Blog: Ambitious Arla sets out stall
Dean Best | 3 November 2008
Hidden among the mountain of third-quarter results last week, it was news of dairy giant Arla Foods' plans to shake up its global operations that really caught the eye.
After a wide-ranging review, Arla has laid out plans that it believes will strengthen the business and position it firmly among the sector's heavyweights. Investment in product innovation will double, its stable of brands will be consolidated (including the creation of a new, namesake brand) and markets including the US, Russia and China will win a greater share of Arla's spending. For a company the size of Arla, it is an ambitious strategy.
Outlining Arla's five-year plan, CEO Peder Tuborgh admitted the next phase of the company's history would be "an enormous challenge". However, he added: "It's not impossible for us to achieve our objectives and it is important for us to give our all and gain ground."
Arla's overhaul should be seen through the prism of the wider dairy sector. Dairy watchers believe the industry is ripe for further consolidation. The merger of Dutch groups Campina and Friesland Foods, once it wins EU approval, is expected to be the first in a number of such deals.
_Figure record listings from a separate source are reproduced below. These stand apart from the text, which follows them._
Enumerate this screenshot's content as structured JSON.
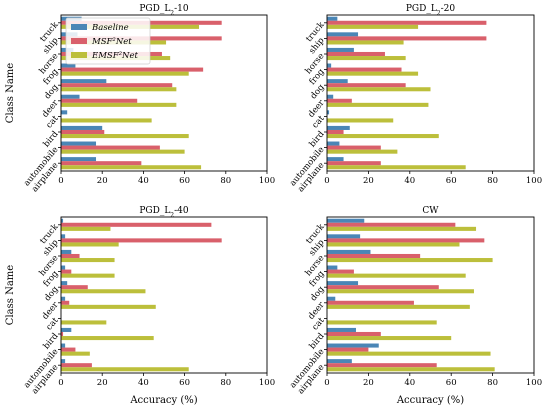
{
  "series_names": [
    "Baseline",
    "MSF²Net",
    "EMSF²Net"
  ],
  "colors": [
    "#4a86b6",
    "#d9606b",
    "#bcbf3b"
  ],
  "ylabel": "Class Name",
  "xlabel": "Accuracy (%)",
  "chart_data": [
    {
      "type": "bar",
      "orientation": "horizontal",
      "title": "PGD_L₂-10",
      "title_main": "PGD_L",
      "title_sub": "2",
      "title_suffix": "-10",
      "categories": [
        "airplane",
        "automobile",
        "bird",
        "cat",
        "deer",
        "dog",
        "frog",
        "horse",
        "ship",
        "truck"
      ],
      "series": [
        {
          "name": "Baseline",
          "values": [
            17,
            17,
            20,
            3,
            9,
            22,
            7,
            6,
            8,
            10
          ]
        },
        {
          "name": "MSF²Net",
          "values": [
            39,
            48,
            21,
            0,
            37,
            54,
            69,
            49,
            78,
            78
          ]
        },
        {
          "name": "EMSF²Net",
          "values": [
            68,
            60,
            62,
            44,
            56,
            56,
            62,
            53,
            51,
            67
          ]
        }
      ],
      "xlim": [
        0,
        100
      ],
      "xticks": [
        0,
        20,
        40,
        60,
        80,
        100
      ],
      "xlabel": "",
      "ylabel": "Class Name",
      "legend": "top-left",
      "grid": false
    },
    {
      "type": "bar",
      "orientation": "horizontal",
      "title": "PGD_L₂-20",
      "title_main": "PGD_L",
      "title_sub": "2",
      "title_suffix": "-20",
      "categories": [
        "airplane",
        "automobile",
        "bird",
        "cat",
        "deer",
        "dog",
        "frog",
        "horse",
        "ship",
        "truck"
      ],
      "series": [
        {
          "name": "Baseline",
          "values": [
            8,
            6,
            11,
            1,
            3,
            10,
            2,
            13,
            15,
            5
          ]
        },
        {
          "name": "MSF²Net",
          "values": [
            26,
            26,
            8,
            0,
            12,
            38,
            36,
            28,
            77,
            77
          ]
        },
        {
          "name": "EMSF²Net",
          "values": [
            67,
            34,
            54,
            32,
            49,
            50,
            44,
            38,
            37,
            44
          ]
        }
      ],
      "xlim": [
        0,
        100
      ],
      "xticks": [
        0,
        20,
        40,
        60,
        80,
        100
      ],
      "xlabel": "",
      "ylabel": "",
      "grid": false
    },
    {
      "type": "bar",
      "orientation": "horizontal",
      "title": "PGD_L₂-40",
      "title_main": "PGD_L",
      "title_sub": "2",
      "title_suffix": "-40",
      "categories": [
        "airplane",
        "automobile",
        "bird",
        "cat",
        "deer",
        "dog",
        "frog",
        "horse",
        "ship",
        "truck"
      ],
      "series": [
        {
          "name": "Baseline",
          "values": [
            2,
            2,
            5,
            0,
            2,
            3,
            2,
            5,
            2,
            1
          ]
        },
        {
          "name": "MSF²Net",
          "values": [
            15,
            7,
            1,
            0,
            4,
            13,
            5,
            9,
            78,
            73
          ]
        },
        {
          "name": "EMSF²Net",
          "values": [
            62,
            14,
            45,
            22,
            46,
            41,
            26,
            26,
            28,
            24
          ]
        }
      ],
      "xlim": [
        0,
        100
      ],
      "xticks": [
        0,
        20,
        40,
        60,
        80,
        100
      ],
      "xlabel": "Accuracy (%)",
      "ylabel": "Class Name",
      "grid": false
    },
    {
      "type": "bar",
      "orientation": "horizontal",
      "title": "CW",
      "title_main": "CW",
      "title_sub": "",
      "title_suffix": "",
      "categories": [
        "airplane",
        "automobile",
        "bird",
        "cat",
        "deer",
        "dog",
        "frog",
        "horse",
        "ship",
        "truck"
      ],
      "series": [
        {
          "name": "Baseline",
          "values": [
            12,
            25,
            14,
            0,
            4,
            15,
            5,
            21,
            16,
            18
          ]
        },
        {
          "name": "MSF²Net",
          "values": [
            53,
            20,
            26,
            0,
            42,
            54,
            13,
            45,
            76,
            62
          ]
        },
        {
          "name": "EMSF²Net",
          "values": [
            81,
            79,
            60,
            53,
            69,
            71,
            67,
            80,
            64,
            72
          ]
        }
      ],
      "xlim": [
        0,
        100
      ],
      "xticks": [
        0,
        20,
        40,
        60,
        80,
        100
      ],
      "xlabel": "Accuracy (%)",
      "ylabel": "",
      "grid": false
    }
  ]
}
Indeed, Arla intimated to just-food that it is eyeing tie-ups in Europe, so expect more changes on the dairy landscape in the months ahead.
The US food industry could be set to see something of a tidal-shift over the next year - at least in the way its products are labelled. A number of the country's largest food makers - including General Mills and ConAgra Foods - have signed up to the Smart Choices Program, a labelling scheme designed to give US consumers more information on the nutritional content of their food. The Smart Choices symbol and nutritional information will start appearing during the middle of next year and could herald a transformation in the way food is marketed in the US. Nevertheless, as ever, there will be questions as to how far a labelling initiative can solve such a multi-faceted issue as obesity.
One US company cutting down is Wal-Mart, which last week announced that it would cut capital spending on its domestic stores by a third this year and slow the pace of store openings. The world's largest retailer then signalled its belief in the potential of the emerging retail markets with plans to shift more capital towards faster-growing countries in the next five years. "You will see in the next five years more of a shift towards the emerging markets of the world," Mike Duke, Wal-Mart's vice president of international markets, told analysts last week. "Those markets like Brazil that we're really pleased with, and markets like China."
As ever, those emerging markets have been grabbing your attention in recent days. While a just-food research report highlighted the promise of China's packaged food and retail sectors, retailers in Russia caused some concern over their financial health as they navigate the stormy waters of the economic downturn with news of a multi-million dollar government support package. Could some of Russia's less robust retailers soon be picked off by a multinational?